Minnesota's lead in carbon emission reductions does not mean its work is done. Coal is still the state's dominant source of electricity generation (see accompanying text). A dozen coal-fired plants in the state either have been closed or are on the docket for retirement. Others have been retrofitted for natural gas.

The future of others, including Xcel Energy's giant plant in Becker, hangs in doubt. One Public Utilities Commission tactic has proved particularly useful in hastening change. It requires regulated utilities to analyze the cost of retrofitting or retiring coal plants vs. maintaining them.
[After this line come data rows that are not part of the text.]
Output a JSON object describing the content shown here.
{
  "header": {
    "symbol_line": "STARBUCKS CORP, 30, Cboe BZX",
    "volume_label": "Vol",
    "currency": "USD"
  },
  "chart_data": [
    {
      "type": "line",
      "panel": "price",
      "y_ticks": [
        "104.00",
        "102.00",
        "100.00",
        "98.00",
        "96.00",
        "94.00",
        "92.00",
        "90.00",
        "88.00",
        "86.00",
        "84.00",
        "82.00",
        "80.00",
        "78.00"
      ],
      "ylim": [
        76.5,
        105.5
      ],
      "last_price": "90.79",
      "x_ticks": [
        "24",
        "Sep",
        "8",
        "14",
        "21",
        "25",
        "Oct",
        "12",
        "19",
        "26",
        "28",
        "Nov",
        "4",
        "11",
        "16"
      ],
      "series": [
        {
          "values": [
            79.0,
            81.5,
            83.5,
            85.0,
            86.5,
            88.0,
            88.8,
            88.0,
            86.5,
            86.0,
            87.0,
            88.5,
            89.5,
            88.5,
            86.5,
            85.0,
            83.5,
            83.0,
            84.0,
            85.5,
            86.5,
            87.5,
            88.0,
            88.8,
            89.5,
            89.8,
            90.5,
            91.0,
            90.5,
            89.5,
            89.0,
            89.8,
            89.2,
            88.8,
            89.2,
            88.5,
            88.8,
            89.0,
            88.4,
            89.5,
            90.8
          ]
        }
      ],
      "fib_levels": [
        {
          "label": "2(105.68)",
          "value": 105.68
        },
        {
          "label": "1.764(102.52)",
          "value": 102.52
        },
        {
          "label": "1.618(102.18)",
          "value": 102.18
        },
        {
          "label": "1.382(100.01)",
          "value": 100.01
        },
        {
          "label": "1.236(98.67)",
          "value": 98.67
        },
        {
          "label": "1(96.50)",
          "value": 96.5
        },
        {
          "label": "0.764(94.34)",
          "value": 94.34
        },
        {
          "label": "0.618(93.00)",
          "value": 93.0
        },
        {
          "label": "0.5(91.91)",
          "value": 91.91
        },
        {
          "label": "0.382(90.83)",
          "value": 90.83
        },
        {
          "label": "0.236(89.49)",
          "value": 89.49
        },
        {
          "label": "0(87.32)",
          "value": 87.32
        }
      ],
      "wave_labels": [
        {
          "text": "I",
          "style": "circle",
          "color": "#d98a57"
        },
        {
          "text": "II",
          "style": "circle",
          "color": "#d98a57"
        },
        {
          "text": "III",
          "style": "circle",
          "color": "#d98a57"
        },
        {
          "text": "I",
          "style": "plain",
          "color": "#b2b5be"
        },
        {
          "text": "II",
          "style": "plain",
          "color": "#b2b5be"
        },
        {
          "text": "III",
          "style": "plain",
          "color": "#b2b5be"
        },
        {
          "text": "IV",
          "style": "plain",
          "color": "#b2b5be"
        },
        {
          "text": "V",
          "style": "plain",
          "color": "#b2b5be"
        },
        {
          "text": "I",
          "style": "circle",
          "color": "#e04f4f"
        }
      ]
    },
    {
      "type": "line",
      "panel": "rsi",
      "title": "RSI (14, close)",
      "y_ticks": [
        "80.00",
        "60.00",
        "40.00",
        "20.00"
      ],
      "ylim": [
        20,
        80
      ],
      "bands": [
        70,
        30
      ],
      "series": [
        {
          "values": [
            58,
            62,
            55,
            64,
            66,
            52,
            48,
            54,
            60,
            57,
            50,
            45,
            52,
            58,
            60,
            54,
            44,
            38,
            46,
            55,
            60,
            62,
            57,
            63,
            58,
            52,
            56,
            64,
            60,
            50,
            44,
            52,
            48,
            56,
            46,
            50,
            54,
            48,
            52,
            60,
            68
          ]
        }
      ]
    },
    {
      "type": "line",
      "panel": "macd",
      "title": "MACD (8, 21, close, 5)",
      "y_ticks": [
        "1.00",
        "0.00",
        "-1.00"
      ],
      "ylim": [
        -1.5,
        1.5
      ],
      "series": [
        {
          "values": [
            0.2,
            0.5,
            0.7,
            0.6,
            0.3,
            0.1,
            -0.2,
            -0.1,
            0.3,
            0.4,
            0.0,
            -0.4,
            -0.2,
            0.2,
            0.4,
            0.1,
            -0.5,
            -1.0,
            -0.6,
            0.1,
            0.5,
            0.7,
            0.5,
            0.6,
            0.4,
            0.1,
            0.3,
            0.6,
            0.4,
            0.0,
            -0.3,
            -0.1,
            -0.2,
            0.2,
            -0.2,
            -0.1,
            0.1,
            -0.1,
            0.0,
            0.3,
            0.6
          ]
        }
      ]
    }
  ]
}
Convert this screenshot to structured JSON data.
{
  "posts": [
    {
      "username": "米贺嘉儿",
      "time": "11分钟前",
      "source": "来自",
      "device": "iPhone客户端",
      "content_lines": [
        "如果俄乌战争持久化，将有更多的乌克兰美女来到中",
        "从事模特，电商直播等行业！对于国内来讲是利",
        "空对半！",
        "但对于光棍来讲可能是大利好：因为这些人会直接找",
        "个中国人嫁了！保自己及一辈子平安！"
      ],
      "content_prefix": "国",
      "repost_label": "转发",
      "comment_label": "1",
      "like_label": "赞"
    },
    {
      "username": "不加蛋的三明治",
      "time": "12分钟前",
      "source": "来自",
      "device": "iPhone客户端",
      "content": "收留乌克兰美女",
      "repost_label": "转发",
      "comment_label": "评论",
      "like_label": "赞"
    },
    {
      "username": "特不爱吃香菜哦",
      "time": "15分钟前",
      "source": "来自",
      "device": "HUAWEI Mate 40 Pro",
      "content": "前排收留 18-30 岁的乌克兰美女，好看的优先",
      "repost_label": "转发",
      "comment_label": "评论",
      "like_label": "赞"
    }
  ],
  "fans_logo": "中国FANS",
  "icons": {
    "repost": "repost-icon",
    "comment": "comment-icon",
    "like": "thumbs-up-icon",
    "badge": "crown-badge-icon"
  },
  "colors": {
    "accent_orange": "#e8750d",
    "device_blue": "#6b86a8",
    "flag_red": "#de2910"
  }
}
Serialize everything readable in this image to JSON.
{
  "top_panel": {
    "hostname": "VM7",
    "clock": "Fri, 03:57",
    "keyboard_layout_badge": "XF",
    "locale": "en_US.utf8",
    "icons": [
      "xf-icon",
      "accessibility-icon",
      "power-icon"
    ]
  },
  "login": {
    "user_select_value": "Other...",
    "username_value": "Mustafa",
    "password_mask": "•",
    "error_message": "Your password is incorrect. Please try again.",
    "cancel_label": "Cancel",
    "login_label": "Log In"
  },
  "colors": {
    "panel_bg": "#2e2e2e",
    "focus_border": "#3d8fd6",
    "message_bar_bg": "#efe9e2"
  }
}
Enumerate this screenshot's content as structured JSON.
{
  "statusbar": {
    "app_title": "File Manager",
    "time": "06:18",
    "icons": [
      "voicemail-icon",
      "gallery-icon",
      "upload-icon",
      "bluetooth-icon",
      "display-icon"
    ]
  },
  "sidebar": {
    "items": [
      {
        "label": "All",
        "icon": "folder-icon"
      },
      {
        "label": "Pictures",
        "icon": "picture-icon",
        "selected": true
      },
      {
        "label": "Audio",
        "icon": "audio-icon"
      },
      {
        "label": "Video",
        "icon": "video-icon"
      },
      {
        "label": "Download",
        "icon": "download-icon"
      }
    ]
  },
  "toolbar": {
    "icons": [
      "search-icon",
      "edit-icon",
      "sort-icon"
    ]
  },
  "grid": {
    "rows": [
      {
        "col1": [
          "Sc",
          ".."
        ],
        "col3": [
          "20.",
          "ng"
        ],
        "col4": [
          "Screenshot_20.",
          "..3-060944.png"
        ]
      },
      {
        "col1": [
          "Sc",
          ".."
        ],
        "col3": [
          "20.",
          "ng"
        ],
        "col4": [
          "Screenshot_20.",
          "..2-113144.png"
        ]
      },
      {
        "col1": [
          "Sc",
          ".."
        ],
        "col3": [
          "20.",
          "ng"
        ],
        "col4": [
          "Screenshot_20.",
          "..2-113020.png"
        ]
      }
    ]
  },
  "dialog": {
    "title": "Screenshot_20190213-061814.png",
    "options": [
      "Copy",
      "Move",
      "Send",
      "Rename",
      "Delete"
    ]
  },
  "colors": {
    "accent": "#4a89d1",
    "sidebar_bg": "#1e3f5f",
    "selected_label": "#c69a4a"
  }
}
The utilities have discovered, often to their surprise, that the status quo is not the cheaper option, said J. Drake Hamilton, science policy director of Fresh Energy.

Carbon emissions from sources other than electricity generation also need Minnesota attention, said Ellen Anderson, director-designate of the new Energy Transition Lab at the University of Minnesota. While this state's regulated utilities are ahead of emissions goals set in state law in 2007, the state does not appear likely to meet its 2015 goal for reducing overall emissions. The transportation sector in this state is a likely culprit, though more analysis is needed.

Minnesota's next steps will be Topic A at what's billed as a Minnesota Clean Energy Economy Summit, to be convened by Gov. Mark Dayton's administration on July 17 at the University of Minnesota. The new federal rules underscore that session's importance. But, characteristically, Minnesotans were not waiting for a federal nod to proceed.